Five years later, the Taliban and al-Qaida remain political rejects. Afghanis recall the brutality of Taliban rule and al-Qaida's leaders are rich, snobby foreigners hiding in caves. Iraq's emergence as a new, democratic state in the Arab Muslim world threatens tribal warlords and religious fanatics with a modernizing alternative on their home turf. These are significant defeats for both organizations.

The Taliban, however, has changed, becoming more of a Pushtun-tribal drug army. Heroin money energizes its attacks, not Islam. Corruption in Afghanistan's frail national government appalls Afghanis who hope for better -- real change is slow and must be nurtured.

Events in Pakistan directly shape today's Afghan battleground. The November 2008 Mumbai attack by Islamist terrorists exposed Pakistan's smoldering civil war. After Mumbai, India gave Pakistani modernists a choice -- end the threat posed by your fanatics, or we will end it, on our terms.

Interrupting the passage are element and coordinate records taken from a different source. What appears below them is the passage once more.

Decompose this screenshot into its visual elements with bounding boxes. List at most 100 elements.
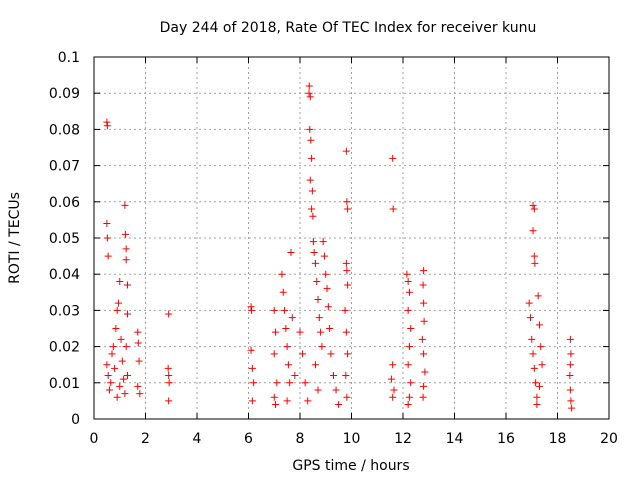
data-point (420, 350, 428, 358)
data-point (136, 390, 144, 398)
data-point (342, 328, 350, 336)
data-point (116, 382, 124, 390)
data-point (121, 201, 129, 209)
data-point (568, 404, 576, 412)
y-tick-labels: 0 0.01 0.02 0.03 0.04 0.05 0.06 0.07 0.08 0.09 0.1 (49, 50, 80, 428)
data-point (270, 306, 278, 314)
data-point (525, 299, 533, 307)
y-tick-label: 0.07 (49, 159, 80, 175)
data-point (113, 306, 121, 314)
data-point (405, 393, 413, 401)
data-point (311, 259, 319, 267)
data-point (301, 379, 309, 387)
data-point (335, 401, 343, 409)
data-point (323, 285, 331, 293)
data-point (420, 299, 428, 307)
x-tick-label: 14 (446, 431, 464, 447)
data-point (389, 154, 397, 162)
data-point (529, 350, 537, 358)
data-point (420, 267, 428, 275)
data-point (318, 343, 326, 351)
data-point (537, 343, 545, 351)
data-point (299, 350, 307, 358)
data-point (319, 238, 327, 246)
data-point (108, 350, 116, 358)
data-point (306, 93, 314, 101)
data-point (332, 386, 340, 394)
y-tick-label: 0.05 (49, 231, 80, 247)
x-tick-label: 2 (141, 431, 150, 447)
data-point (529, 201, 537, 209)
data-point (165, 397, 173, 405)
data-point (116, 277, 124, 285)
data-point (421, 368, 429, 376)
data-point (165, 379, 173, 387)
data-point (134, 328, 142, 336)
data-point (343, 198, 351, 206)
data-point (164, 364, 172, 372)
data-point (313, 277, 321, 285)
data-point (296, 328, 304, 336)
x-axis-label: GPS time / hours (292, 458, 409, 474)
data-point (282, 325, 290, 332)
data-point (247, 346, 255, 354)
data-point (566, 386, 574, 394)
data-point (344, 350, 352, 358)
data-point (404, 277, 412, 285)
data-point (305, 89, 313, 97)
x-tick-label: 6 (244, 431, 253, 447)
data-point (533, 393, 541, 401)
data-point (270, 350, 278, 358)
data-point (284, 361, 292, 369)
x-tick-label: 18 (549, 431, 567, 447)
data-point (317, 328, 325, 336)
data-point (309, 238, 317, 246)
data-point (407, 379, 415, 387)
x-tick-label: 4 (193, 431, 202, 447)
data-point (165, 310, 173, 318)
y-axis-label: ROTI / TECUs (7, 192, 23, 284)
data-point (272, 401, 280, 409)
data-point (404, 361, 412, 369)
data-point (407, 325, 415, 332)
data-point (308, 154, 316, 162)
data-point (283, 343, 291, 351)
data-point (538, 361, 546, 369)
data-point (530, 205, 538, 213)
y-tick-label: 0.01 (49, 376, 80, 392)
data-point (404, 401, 412, 409)
data-point (320, 252, 328, 260)
data-point (530, 364, 538, 372)
data-point (535, 382, 543, 390)
x-tick-label: 0 (90, 431, 99, 447)
data-point (272, 328, 280, 336)
data-point (120, 375, 128, 383)
data-point (306, 125, 314, 133)
x-tick-label: 20 (600, 431, 618, 447)
data-point (134, 339, 142, 347)
data-point (419, 393, 427, 401)
data-point (389, 393, 397, 401)
data-point (103, 234, 111, 242)
data-point (118, 357, 126, 365)
data-point (112, 325, 120, 332)
y-tick-label: 0.06 (49, 195, 80, 211)
y-tick-label: 0 (71, 412, 80, 428)
data-point (387, 375, 395, 383)
data-point (342, 147, 350, 155)
data-point (287, 248, 295, 256)
data-point (329, 372, 337, 380)
data-point (270, 393, 278, 401)
data-point (104, 372, 112, 380)
data-point (283, 397, 291, 405)
data-point (123, 310, 131, 318)
data-point (281, 306, 289, 314)
data-point (314, 386, 322, 394)
grid-layer (94, 57, 609, 419)
data-point (117, 335, 125, 343)
data-point (114, 299, 122, 307)
chart-title: Day 244 of 2018, Rate Of TEC Index for r… (160, 20, 537, 36)
y-tick-label: 0.08 (49, 122, 80, 138)
data-point (105, 386, 113, 394)
y-tick-label: 0.03 (49, 303, 80, 319)
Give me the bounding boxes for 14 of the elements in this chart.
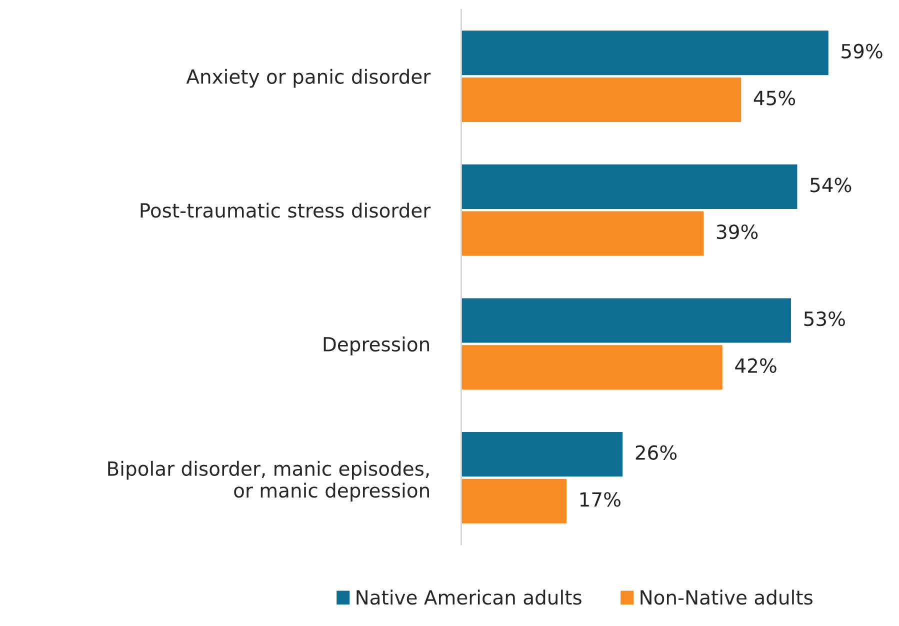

The Pakistani government has taken the war to Taliban sanctuaries, placing the Taliban between two slow grindstones -- Pakistan's army to the south, NATO to the north. The Taliban surge of guerrilla and terrorist attacks in Afghanistan is an attempt by current Taliban leadership to escape the trap by breaking Afghan and international will to persevere. A surge of NATO forces would thwart this ploy both politically and militarily, particularly if Pakistan permits cross-border "hot pursuit" operations. Terrorists exploit anarchic regions -- that is why defeating them means winning a global war. In certain locales, Somalia for example, a "contain and raid" approach may suffice. A seacoast where the U.S. can use its Navy makes counter-terror raiding a more attractive option. In landlocked Afghanistan, a robust counterinsurgency campaign supporting nation-building is the best strategic choice because a stable, self-policing Afghanistan promotes stability from India through Pakistan and deep into central Asia.

Achieving that difficult, time-, treasure- and blood-consuming goal requires a continued major international military presence. It also requires morale-sustaining leadership by a U.S. president who understands on planet linked by Internet and jumbo jets there is no place to retreat.